One account states that he was the disciple and khalifah of Abdul Hamid in Qadri order while some scholars opine that he was the disciple and khalifah of Shah Abdul Hameed in Qadri Razzaqi Order and also enjoyed the company of Shah Nano and Shah Fakhr-ud-Din Chishti.

==Tomb==
The dargah (mausoleum or shrine) is at the Kabuli Darwaza (west side of the Red Fort and should not be confused with Khooni Darwaza) in Old Delhi, India as verified by the first book on the shrines of Delhi, "Mazaraat-e-Auliya-e-Delhi".
The shrine of Bholoo Shah which used to be in Kabuli darwaza has now been removed but only its remains are visible. Nearby is the shrine of his disciple Shah Mohammad Hafeez and his son Shah Ghulam Mohammad is also buried nearby.
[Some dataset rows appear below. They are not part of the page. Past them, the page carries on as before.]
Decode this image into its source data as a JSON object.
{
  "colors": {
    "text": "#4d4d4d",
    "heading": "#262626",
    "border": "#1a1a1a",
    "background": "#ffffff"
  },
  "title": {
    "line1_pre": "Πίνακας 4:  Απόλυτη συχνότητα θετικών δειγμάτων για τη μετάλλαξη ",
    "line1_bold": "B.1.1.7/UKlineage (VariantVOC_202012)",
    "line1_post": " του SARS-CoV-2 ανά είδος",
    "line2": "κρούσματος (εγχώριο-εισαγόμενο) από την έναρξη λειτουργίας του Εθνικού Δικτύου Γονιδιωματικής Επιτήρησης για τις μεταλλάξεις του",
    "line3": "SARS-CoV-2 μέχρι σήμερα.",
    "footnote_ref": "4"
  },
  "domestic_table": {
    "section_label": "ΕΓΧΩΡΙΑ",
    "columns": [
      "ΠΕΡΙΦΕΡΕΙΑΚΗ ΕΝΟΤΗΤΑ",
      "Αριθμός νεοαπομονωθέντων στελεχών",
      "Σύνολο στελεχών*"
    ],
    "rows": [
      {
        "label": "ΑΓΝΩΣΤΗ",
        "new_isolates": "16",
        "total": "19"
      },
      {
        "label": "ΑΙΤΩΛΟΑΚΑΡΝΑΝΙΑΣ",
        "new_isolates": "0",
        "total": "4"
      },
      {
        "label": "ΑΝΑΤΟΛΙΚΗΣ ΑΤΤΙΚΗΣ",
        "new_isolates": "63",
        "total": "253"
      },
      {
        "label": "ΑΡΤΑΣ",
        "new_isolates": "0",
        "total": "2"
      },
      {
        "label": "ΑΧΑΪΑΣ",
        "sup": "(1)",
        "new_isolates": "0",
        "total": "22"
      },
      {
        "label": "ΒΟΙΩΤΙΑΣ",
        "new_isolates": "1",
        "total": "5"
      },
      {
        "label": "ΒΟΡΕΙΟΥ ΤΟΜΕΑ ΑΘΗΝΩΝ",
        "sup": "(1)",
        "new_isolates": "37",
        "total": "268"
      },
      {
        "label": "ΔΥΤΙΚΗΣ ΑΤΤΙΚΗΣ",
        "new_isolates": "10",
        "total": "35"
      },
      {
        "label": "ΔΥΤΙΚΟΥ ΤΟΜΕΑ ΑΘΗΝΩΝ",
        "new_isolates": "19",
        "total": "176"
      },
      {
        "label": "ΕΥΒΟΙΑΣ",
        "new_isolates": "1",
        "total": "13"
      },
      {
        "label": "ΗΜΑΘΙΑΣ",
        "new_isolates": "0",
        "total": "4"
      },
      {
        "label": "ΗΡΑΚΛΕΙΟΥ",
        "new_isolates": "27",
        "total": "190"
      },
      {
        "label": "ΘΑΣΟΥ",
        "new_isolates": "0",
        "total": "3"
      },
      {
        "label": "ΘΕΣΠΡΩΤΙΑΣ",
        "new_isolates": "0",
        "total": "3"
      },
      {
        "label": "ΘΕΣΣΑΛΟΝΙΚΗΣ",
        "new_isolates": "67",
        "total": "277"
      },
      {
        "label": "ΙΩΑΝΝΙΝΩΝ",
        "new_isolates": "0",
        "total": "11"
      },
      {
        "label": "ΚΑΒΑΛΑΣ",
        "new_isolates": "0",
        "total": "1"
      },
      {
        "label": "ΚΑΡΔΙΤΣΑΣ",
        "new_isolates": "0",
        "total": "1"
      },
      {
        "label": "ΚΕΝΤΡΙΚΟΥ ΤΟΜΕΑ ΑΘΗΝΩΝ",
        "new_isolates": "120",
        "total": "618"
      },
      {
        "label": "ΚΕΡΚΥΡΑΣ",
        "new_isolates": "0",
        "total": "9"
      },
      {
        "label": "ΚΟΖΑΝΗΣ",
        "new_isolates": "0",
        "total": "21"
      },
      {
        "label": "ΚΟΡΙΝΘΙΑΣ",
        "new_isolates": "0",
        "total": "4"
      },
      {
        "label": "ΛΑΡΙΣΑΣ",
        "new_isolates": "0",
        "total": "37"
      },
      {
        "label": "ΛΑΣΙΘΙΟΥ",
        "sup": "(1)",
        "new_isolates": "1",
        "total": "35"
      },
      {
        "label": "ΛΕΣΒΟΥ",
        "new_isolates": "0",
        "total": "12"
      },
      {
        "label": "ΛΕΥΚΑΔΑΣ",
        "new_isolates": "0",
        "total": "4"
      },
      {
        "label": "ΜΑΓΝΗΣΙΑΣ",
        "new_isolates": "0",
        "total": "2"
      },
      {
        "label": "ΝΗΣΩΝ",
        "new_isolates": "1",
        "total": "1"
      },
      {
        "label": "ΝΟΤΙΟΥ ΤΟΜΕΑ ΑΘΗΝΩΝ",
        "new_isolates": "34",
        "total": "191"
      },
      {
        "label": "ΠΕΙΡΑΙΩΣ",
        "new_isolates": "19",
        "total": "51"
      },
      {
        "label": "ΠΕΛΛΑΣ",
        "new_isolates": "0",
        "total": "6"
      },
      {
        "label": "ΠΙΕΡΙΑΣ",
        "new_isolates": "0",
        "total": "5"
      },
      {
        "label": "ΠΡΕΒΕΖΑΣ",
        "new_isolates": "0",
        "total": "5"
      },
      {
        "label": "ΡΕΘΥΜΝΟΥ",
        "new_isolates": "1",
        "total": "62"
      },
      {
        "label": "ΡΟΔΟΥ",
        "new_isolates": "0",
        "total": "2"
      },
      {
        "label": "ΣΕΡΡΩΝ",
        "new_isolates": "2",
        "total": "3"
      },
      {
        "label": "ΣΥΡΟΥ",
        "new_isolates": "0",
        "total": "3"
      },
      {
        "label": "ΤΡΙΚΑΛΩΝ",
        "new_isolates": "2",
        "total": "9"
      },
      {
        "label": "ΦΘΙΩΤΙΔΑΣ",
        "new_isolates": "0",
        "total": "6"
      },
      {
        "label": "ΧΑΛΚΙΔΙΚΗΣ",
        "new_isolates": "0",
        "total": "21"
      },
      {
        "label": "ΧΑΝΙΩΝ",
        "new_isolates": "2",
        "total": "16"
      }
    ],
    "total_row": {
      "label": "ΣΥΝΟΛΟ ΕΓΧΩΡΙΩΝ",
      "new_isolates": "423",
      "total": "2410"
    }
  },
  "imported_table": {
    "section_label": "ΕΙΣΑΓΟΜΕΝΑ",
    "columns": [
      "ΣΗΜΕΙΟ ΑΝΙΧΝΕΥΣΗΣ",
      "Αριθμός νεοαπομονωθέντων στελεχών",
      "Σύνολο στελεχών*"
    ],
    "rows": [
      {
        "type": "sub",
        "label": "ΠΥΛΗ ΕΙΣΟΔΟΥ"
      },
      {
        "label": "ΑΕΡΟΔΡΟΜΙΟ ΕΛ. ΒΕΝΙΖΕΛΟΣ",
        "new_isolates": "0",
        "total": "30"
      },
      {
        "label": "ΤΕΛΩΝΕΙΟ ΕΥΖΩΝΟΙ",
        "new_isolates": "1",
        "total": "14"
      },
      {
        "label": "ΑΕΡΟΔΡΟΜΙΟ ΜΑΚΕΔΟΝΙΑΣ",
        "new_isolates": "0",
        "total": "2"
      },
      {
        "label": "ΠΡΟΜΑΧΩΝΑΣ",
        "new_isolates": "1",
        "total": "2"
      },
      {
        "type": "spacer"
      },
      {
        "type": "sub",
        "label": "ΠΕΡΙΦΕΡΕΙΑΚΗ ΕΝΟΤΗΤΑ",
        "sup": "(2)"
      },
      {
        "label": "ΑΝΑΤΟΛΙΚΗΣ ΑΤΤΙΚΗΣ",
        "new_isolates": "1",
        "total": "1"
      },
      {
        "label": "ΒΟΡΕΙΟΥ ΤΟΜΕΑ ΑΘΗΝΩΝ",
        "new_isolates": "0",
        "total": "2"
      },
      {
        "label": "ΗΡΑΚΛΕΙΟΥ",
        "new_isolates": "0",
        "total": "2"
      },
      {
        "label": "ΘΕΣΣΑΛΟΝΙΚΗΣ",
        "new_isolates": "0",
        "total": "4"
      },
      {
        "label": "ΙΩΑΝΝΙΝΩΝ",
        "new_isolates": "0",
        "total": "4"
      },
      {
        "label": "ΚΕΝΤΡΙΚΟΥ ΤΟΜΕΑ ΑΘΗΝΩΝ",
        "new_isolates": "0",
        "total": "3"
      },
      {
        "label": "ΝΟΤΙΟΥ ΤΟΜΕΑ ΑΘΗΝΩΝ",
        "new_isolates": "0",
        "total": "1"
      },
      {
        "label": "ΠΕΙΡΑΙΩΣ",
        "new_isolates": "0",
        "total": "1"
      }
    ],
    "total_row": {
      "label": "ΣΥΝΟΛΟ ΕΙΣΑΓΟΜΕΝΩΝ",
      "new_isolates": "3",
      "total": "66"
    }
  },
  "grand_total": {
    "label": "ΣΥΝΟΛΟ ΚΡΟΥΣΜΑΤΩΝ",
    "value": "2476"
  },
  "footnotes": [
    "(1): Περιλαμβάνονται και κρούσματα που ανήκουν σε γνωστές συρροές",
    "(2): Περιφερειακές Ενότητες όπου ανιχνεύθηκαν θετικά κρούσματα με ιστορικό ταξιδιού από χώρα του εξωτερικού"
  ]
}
Some sources cite that Bholoo Shah died on the 20th Moharram 1024 AH or 10 October 1789 CE and his shrine along with a mosque enclosure is near the railway line, under the left side of the Mithai Bridge (Lahori Gate 4, Old Delhi 6). His khalifah Shah Hafeez-ur-Rehman is buried nearby who died on the 30th Ziquad 1236 AH 28 August 1821 CE during the reign of Akbar Shah II (1806–1837). Shah Hafeez-ur-Rehman’s son and khalifah Shah Ghulam Mohammad is buried at his feet.
His annual Urs is held annually on 19th of Muharram. His devotees also celebrate basant in the spring season at his shrine with great enthusiasm.